13. Respondent also argued that "petitioner's claim for vaccine-caused sepsis [resulting in death] is likely time-barred." Resp. Response at 8, see also id. at n. 5, citing § 16(a)(2). This argument seems based on an inadvertent misreading of the record. M.G. passed away on January 13, 2016 and the petition was filed on November 20, 2017, less than two years later. My reading is that the death claim was timely filed.

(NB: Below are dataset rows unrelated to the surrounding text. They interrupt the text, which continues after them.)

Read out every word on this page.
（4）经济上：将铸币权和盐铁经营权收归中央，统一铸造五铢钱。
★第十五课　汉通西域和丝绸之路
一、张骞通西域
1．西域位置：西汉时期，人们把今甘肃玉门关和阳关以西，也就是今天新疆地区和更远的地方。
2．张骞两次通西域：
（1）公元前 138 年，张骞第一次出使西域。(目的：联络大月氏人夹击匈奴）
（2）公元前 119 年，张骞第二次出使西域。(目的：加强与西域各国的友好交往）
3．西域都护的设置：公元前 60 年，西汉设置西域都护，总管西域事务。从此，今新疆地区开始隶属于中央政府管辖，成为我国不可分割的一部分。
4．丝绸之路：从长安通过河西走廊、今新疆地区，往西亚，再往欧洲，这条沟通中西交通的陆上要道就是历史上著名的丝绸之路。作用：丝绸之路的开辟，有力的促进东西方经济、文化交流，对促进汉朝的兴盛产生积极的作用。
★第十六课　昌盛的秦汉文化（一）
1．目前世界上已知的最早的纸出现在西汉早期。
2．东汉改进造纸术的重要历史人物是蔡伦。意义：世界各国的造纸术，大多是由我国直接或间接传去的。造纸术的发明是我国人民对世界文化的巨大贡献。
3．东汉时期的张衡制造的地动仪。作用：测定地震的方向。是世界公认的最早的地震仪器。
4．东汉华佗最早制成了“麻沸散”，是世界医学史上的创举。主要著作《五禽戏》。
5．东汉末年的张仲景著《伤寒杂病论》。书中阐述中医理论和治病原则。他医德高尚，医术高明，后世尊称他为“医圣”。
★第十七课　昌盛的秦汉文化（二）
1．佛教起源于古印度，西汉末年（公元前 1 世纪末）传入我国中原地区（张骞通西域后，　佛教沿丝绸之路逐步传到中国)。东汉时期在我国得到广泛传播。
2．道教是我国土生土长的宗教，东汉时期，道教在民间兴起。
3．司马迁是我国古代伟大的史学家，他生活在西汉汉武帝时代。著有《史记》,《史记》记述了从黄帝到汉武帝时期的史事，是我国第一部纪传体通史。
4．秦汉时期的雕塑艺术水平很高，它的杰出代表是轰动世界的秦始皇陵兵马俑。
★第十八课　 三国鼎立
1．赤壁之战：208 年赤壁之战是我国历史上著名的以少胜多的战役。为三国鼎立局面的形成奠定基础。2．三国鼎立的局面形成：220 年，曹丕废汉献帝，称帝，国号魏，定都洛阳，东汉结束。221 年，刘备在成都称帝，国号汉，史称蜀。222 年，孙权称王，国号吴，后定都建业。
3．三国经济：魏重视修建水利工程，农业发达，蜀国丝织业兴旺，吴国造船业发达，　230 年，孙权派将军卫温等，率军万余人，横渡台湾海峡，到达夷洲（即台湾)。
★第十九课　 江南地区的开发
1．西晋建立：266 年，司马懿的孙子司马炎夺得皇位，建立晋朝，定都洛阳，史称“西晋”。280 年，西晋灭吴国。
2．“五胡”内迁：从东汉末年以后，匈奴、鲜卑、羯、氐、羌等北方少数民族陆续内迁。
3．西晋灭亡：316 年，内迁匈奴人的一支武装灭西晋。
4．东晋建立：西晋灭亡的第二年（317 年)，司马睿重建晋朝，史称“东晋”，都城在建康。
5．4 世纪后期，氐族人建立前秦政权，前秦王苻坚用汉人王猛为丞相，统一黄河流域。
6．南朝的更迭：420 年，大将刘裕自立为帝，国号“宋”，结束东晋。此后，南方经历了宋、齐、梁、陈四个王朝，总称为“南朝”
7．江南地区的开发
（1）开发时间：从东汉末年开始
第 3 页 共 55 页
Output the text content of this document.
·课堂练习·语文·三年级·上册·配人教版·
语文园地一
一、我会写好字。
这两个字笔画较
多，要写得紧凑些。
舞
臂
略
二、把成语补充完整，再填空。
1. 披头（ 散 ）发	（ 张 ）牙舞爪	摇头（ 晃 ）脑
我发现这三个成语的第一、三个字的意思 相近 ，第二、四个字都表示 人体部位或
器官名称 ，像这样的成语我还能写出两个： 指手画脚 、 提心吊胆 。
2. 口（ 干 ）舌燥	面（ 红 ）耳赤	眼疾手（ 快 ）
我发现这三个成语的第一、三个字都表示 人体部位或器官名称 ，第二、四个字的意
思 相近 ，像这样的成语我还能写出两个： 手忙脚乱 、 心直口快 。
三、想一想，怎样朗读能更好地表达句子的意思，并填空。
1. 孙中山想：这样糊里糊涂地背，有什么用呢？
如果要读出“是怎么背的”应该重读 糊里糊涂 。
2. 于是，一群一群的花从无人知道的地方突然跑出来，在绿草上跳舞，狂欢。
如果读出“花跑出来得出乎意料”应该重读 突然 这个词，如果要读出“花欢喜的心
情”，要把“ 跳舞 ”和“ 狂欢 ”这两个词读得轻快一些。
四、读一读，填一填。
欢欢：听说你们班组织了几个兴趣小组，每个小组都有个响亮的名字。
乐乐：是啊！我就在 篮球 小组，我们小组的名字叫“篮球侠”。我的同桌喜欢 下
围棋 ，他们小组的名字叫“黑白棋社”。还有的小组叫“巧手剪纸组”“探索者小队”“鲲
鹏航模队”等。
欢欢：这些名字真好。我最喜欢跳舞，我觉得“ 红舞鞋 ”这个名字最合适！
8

14. Compare to Resp. Response at 11, citing McKellar v. Sec'y of Health & Human Servs., 110 Fed. Cl. 297, 201 (2011) (reversing a special master's award of interim attorneys' fees and costs and remanding for a determination of whether there was reasonable basis for filing the petition).
15. United States Court of Federal Claims — OSM Attorneys' Forum Hourly Rate Fee Schedules, available at http://www.cofc.uscourts.gov/node/2914 (last accessed on October 29, 2019).
16. Entry of judgment is expedited by each party's filing notice renouncing the right to seek review. Vaccine Rule 11(a).